# Difference between Rigid Body and Dynamic?

I’ve just been wondering what the difference is between Rigid Body and Dynamic, since the old versions of blender (i don’t remember exactly what version they stopped this) had both of them as buttons you could set. Now its only selectable in a drop down menu, therefore only allowing you to select one, and not the other.

Rigid Body physics tilt and rotate while Dynamic objects don’t. Think like the difference between an anvil who falls onto the ground and a block - the block will tilt and roll, while the anvil would just fall upright. In reality, the anvil, too, is rigid body - it’s just that for imagination purposes, the anvil doesn’t roll.
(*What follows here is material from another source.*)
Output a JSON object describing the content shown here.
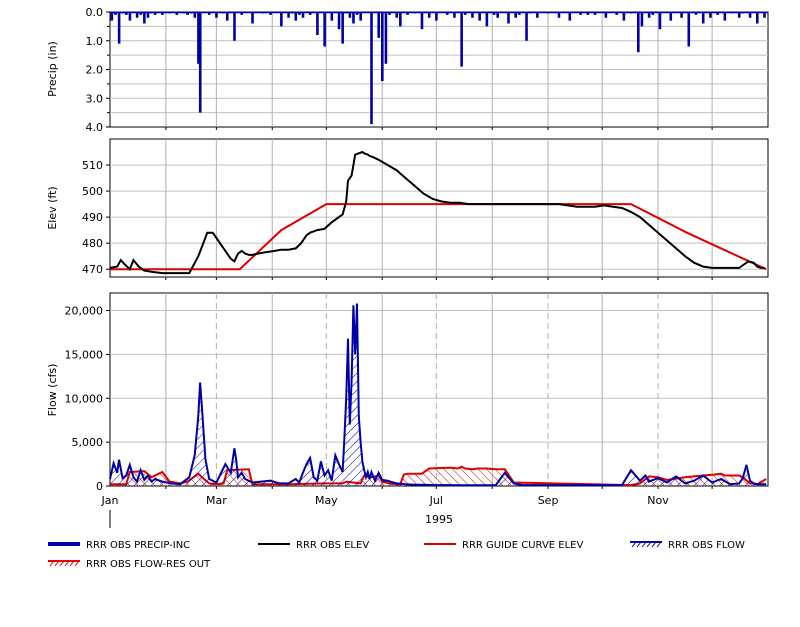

This is how I understand it.

The user could work without bullet and write all their own methods to impart gravity and collisions with transfer of momentum and angular momentum. As they built a collection of scripts and objects they’d effectively have their own physics engine. But the author of Bullet has done it for you and presents it for you in such a way that you only select what you need when you need it, because the fact is that it is cpu expensive.

What can be confusing for the beginner is that the term Dynamic suggests that the object is more versatile than a Rigid Body. But a dynamic object actually has a subset of the capabilities of a rigid body object. The difference between them is that the rigid body can have angular motion imparted to it without the user having to explicitly apply angular motion to it. In other words they will tumble or “overbalance” and rotate as they fall without the user having to apply rotation. (And you could only ever select one or the other.)

For me, I like the challenge of making minimal use of Bullet. For fun you can select no physics, no collisions and then try to create a simple scene that exhibits realistic physics and collisions. Make use of your high school maths. As you’re doing it you begin to understand what the author of Bullet has done.

In a nutshell
Rigid Bodies- Rotate
Dynamic-Don’t Rotate

Also - Rigid body eats more frame rate than dynamic objects, at least in my experience.

3Dmedieval is correct - rigid body physics are harder to calculate than dynamic, but it isn’t too bad on the CPU as long as you’re not using a complex physics mesh. Simper is better when it comes to physics. EDIT: And everything else in game design.